As stated earlier, proposed Rule 2210(b)(1)(D)(ii) would except from prior principal approval any retail communication that is posted on an online interactive electronic forum provided that the member supervises and reviews such communications in the same manner as required for supervising correspondence pursuant to Rule 3010(d). FINRA states that it will consider further guidance related to mobile electronic devices but does not believe this proposed rulemaking is the appropriate vehicle to address all issues related to new technologies.
Dorothy M. Donohue
Senior Associate Counsel
[1] See File No. SR-2011-035 (July 14, 2011) (“Proposal”), which can be accessed at http://www.finra.org/web/groups/industry/@ip/@reg/@rulfil/documents/rulefilings/p123893.pdf (“Proposal”).
[2] The rule filing was preceded by FINRA Regulatory Notice No. 09-55 (September 2009) on which the Institute commented (“Notice”). See Letter to Ms. Marcia E. Asquith, Senior Vice President and Corporate Secretary, Office of the Corporate Secretary, FINRA from Dorothy M. Donohue, Senior Associate Counsel, Investment Company Institute, dated November 19, 2009.
[3] The definitions of “public appearance” and “independently prepared reprint” would be eliminated. They would remain excepted from the filing requirements, and the content standards applicable to them would remain limited. Proposed Rule 2210(f) sets forth standards that would apply to public appearances. Proposed Rule 2210(c)(7)(I) excepts certain independently prepared reprints from the filing requirements.

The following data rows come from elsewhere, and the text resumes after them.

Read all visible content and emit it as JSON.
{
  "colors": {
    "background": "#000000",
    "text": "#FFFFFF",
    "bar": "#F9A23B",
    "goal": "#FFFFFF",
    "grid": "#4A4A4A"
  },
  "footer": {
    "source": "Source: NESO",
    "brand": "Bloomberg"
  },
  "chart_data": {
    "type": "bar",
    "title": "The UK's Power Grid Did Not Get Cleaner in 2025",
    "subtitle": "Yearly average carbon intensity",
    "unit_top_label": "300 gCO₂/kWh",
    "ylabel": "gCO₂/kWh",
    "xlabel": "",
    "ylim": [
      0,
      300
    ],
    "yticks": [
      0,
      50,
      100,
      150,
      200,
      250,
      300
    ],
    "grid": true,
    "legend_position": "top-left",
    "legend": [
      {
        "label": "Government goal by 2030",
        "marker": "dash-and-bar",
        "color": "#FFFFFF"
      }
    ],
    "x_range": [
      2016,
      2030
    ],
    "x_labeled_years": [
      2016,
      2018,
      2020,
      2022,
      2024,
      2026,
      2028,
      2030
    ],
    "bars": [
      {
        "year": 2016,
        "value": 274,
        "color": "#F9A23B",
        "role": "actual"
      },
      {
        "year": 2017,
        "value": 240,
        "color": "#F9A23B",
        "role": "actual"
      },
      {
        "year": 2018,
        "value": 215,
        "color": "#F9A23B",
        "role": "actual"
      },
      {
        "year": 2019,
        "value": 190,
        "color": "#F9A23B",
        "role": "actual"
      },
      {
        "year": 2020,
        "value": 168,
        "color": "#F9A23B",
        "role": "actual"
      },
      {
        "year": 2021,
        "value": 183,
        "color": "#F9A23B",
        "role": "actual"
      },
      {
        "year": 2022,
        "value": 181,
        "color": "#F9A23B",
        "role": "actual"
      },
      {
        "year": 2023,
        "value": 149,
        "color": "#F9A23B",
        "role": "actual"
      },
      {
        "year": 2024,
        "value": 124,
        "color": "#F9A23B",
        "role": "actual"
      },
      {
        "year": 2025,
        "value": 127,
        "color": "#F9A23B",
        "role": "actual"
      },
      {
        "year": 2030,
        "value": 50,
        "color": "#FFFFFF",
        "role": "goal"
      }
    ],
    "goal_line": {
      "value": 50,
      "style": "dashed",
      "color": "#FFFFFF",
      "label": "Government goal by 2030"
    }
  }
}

[4] There currently is a similar provision in NASD Rule 2210(b)(1)(D).
[5] This category carries forward a current exception from the principal pre-use approval requirements for market letters.
[6] This codifies a current interpretation of the rules governing communications with the public that allows members to supervise communications posted on interactive electronic forums in the same manner as is required for supervising correspondence set forth in Regulatory Notice 10-06 (January 2010).
[7] FINRA states that it revised the proposed principal approval requirements in this manner to address concerns raised by ICI and other commenters. FINRA also states that it generally considers this exception to cover communications that are more administrative in nature, such as communications that inform investors that their account statement is available online, or of the date of an expected dividend payment. It further states that communications that are intended to educate investors about products or services do not fall within this exception.
[8] NASD IM-2210-1 provides general guidelines to ensure that communications with the public are not misleading and NASD IM-2210-4 contains limitations on the use of FINRA’s name in communications with the public.
[9] FINRA states that its staff already interprets NASD Rule 2210 (d)(1)(B) to prohibit promissory language in member communications.
[10] Differing from the Notice, under the Proposal, financial interests of an associated person of a member in the security being recommended only would have to be disclosed if the associated person has the ability to influence the content of the communication.
[11] The modified requirements would be based on Investment Advisers Act of 1940 Rule 206(4)-1 (requiring disclosure for investment adviser advertisements that include past recommendations).